African-American middle school students sit at a table and write in notebooks

What demands the urgency of your pen?

“One of the most important things we have is storytelling,” Assistant Professor Gholnecsar Muhammad says. “Meaningful stories stay with us. They stick.”

She’s addressing a group of middle and high school students in the College of Education & Human Development’s Urban Literacy Collaborative and Clinic who are participating in Black Youth Write, a National Council of Teachers of English-funded workshop bringing local students to campus to practice their writing skills and explore issues facing black youth today.

For four weeks this summer, students learn about different genres of writing – protest poetry, public addresses, short stories, open letters and more – and read college-level multimodal texts showcasing black protest writers from the 1800s through the #BlackLivesMatter movement. They discuss their reactions to these texts and have opportunities every day to write on their own. They write to define their lives, resisting injustice in society and toward social change for all.

Muhammad, Garfield Bright, a CEHD doctoral student working in the clinic, and Rosa Mendez, an interdisciplinary studies undergraduate student, encourage participants to share their writing with the group and offer feedback to their peers.

“In here, they’re writing uncensored and unapologetically,” Muhammad said. “I ask them, ‘What demands the urgency of your pen?’ They write what they feel passionately about and they’re responsive to the times they’re living in. All you need to do is give them the space to write—to be bold and brilliant.”

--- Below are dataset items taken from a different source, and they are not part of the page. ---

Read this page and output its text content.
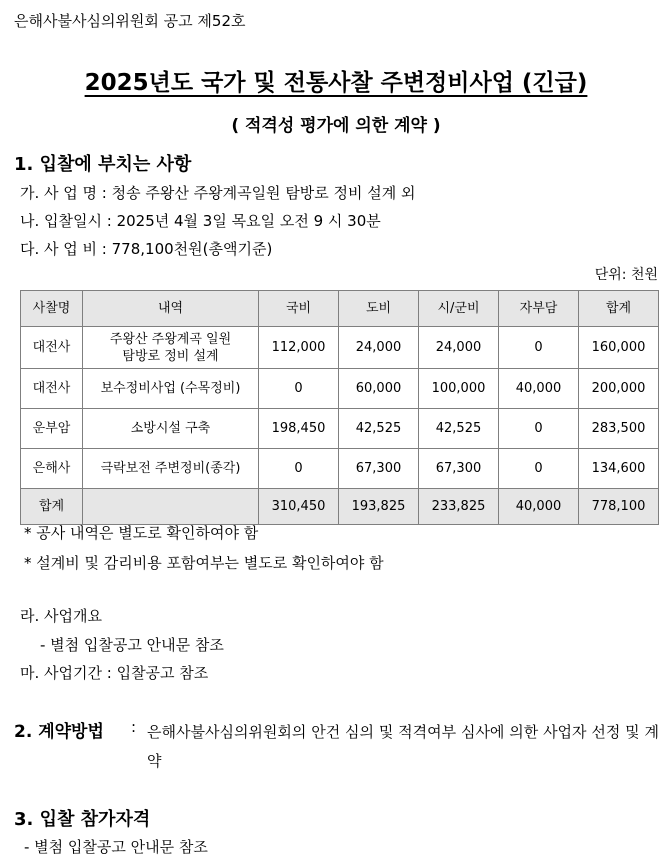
은해사불사심의위원회 공고 제52호
2025년도 국가 및 전통사찰 주변정비사업 (긴급)
( 적격성 평가에 의한 계약 )
1. 입찰에 부치는 사항
가. 사 업 명 : 청송 주왕산 주왕계곡일원 탐방로 정비 설계 외
나. 입찰일시 : 2025년 4월 3일 목요일 오전 9 시 30분
다. 사 업 비 : 778,100천원(총액기준)
단위: 천원
사찰명	내역	국비	도비	시/군비	자부담	합계
대전사	주왕산 주왕계곡 일원
탐방로 정비 설계	112,000	24,000	24,000	0	160,000
대전사	보수정비사업 (수목정비)	0	60,000	100,000	40,000	200,000
운부암	소방시설 구축	198,450	42,525	42,525	0	283,500
은해사	극락보전 주변정비(종각)	0	67,300	67,300	0	134,600
합계		310,450	193,825	233,825	40,000	778,100
* 공사 내역은 별도로 확인하여야 함
* 설계비 및 감리비용 포함여부는 별도로 확인하여야 함
라. 사업개요
- 별첨 입찰공고 안내문 참조
마. 사업기간 : 입찰공고 참조
2. 계약방법 : 은해사불사심의위원회의 안건 심의 및 적격여부 심사에 의한 사업자 선정 및 계약
3. 입찰 참가자격
- 별첨 입찰공고 안내문 참조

Participants are a little shy about sharing their writing at first, but once one student raises a hand to share, others are quick to jump in. Their nuanced pieces on activism, advocacy and social change demonstrate a lot of thoughtful work on their part.

Amun Ra Jordan, a rising ninth grader, writes in his spare time but will often delete what he’s written for fear of it not being good enough for others to read. Now, after participating in Black Youth Write, he wants to keep his drafts and explore all the writing ideas that come to him.

“Here, you have the freedom to be yourself without any sort of criticism,” he said. “This is the best thing I’ve done this summer.”